The new brand, called L’Orbe, reflects the challenges of innovating in an industry where basic production methods have changed little over the years. As sales of mass-market liquor brands slow in developed markets and economic headwinds mount in the emerging world that’s driven growth, Pernod Ricard and other distillers are pursuing “premiumisation,” seeking to sell their drinks at a higher price.
Vodka remains the largest spirit in the US, accounting for around US$18 billion in annual sales, but darker drinks such as cognac and whiskey are growing faster. Vodka is suffering from what a former executive at Smirnoff owner Diageo Plc in 2014 termed “flavor fatigue.” Smirnoff’s dozens of offshoots have included Fluffed Marshmallow and Pineapple Coconut Sorbet, while Pernod Ricard dabbled in Electricity and Fresh-Cut Grass vodkas under the Oddka label.
“In the U.S. brown spirits have gained market share partly due to perceived greater authenticity, while fruit-based flavored innovation in vodka seems to have run out of steam,” Trevor Stirling, an analyst at Sanford C. Bernstein, said by phone.

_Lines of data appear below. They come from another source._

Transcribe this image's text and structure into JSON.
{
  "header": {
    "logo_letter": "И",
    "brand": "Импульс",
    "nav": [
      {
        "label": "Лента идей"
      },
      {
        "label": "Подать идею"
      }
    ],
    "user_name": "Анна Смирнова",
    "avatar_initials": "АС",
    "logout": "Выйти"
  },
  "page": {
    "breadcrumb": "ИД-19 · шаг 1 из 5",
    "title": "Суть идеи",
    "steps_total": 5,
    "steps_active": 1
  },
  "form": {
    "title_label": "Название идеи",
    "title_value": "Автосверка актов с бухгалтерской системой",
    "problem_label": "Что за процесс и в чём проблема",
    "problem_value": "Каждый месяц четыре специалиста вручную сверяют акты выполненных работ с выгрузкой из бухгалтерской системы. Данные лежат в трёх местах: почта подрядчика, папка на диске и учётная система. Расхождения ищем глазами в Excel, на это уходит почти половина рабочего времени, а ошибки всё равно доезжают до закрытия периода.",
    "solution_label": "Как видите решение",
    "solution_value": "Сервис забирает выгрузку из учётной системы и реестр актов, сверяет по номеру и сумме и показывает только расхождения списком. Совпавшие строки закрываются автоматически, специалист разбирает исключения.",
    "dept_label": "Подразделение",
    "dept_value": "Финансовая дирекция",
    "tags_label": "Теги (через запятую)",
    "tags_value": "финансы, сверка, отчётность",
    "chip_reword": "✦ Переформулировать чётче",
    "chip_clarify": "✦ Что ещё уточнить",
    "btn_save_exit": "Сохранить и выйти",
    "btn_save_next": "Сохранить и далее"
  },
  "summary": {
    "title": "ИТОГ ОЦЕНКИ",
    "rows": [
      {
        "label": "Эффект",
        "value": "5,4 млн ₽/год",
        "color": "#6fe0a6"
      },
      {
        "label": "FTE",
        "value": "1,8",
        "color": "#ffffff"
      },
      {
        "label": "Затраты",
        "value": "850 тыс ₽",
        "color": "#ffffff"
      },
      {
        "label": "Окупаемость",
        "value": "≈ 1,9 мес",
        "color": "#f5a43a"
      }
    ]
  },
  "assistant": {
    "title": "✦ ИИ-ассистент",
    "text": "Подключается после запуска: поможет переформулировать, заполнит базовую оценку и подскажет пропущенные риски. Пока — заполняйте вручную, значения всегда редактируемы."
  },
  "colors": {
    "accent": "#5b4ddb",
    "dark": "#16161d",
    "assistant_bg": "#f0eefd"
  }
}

It hasn’t stopped distillers from trying. Last year, Diageo began paying record producer DJ Khaled to promote its Ciroc mango vodka. The company annually wraps its Red, White and Berry Smirnoff bottles in stars-and-stripes packaging in the run-up to US Independence Day celebrations. Campari’s Skyy vodka line counts 17 flavors, including Bartlett Pear and Texas Grapefruit.
Now distillers are seeking more sophisticated innovations. Diageo, Pernod Ricard’s larger competitor, last year turned to a former pharmaceutical chemist to fine-tune the formula for an offshoot of its Johnnie Walker scotch.
Pernod Ricard’s Breakthrough Innovation Group, in a lab across town from the company’s Paris headquarters, previously developed a system for home bartenders that houses spirits in special cartridges linked to a mobile app that measures liquid levels and suggests cocktails to mix. Future projects could rethink glassware or lean on digital innovation, though the company is tight-lipped about its plans.
For its caviar-infused vodka, Pernod Ricard patented a technology developed by Capsum, a cosmetics contractor based on the French Riviera. By 2020, Pernod Ricard aims to sell 100,000 bottles of L’Orbe, made at its Absolut distillery in Sweden and flavored with sturgeon eggs from French brand Sturia. While that won’t immediately move the needle on the 130 million Absolut bottles sold annually, it’s an important step in proving that the company is embracing new thinking to breathe life into ailing categories, said Alain Dufosse, who leads the Paris innovation team.
“Compared to premium vodka or even the ultra-premium, we are really in a very niche space,” Dufosse said in an interview, declining to comment on the innovation group’s budget. “Vodka is very crowded. It’s becoming extremely competitive, but this is an infusion nobody is able to perform unless they have the technology.”
In L’Orbe, the enrobed caviar sits at the center of the bottle in a narrow column perforated with half a dozen tiny holes. Erwan Castain, a 30-year-old Cornell University master’s degree candidate who manages the brand’s sales, marketing and supply chain, suggests mixing the vodka with Champagne and jasmine syrup, a concoction in which he says the taste of caviar helps soften the spirit’s hard edges. L’Orbe, introduced at London restaurant Sexy Fish, can also be used to glaze seared seafood.
In coming months, Castain will travel to London, New York and Hong Kong to promote the vodka among bartenders and restaurateurs. Pernod Ricard’s chief executive officer Alexandre Ricard visits the innovation group every few weeks to green-light or mothball projects.
“It was easy to pitch the concept of gastronomic drinks to Alex,” Castain said. “He loves caviar and we’re bringing spirits back to tables.”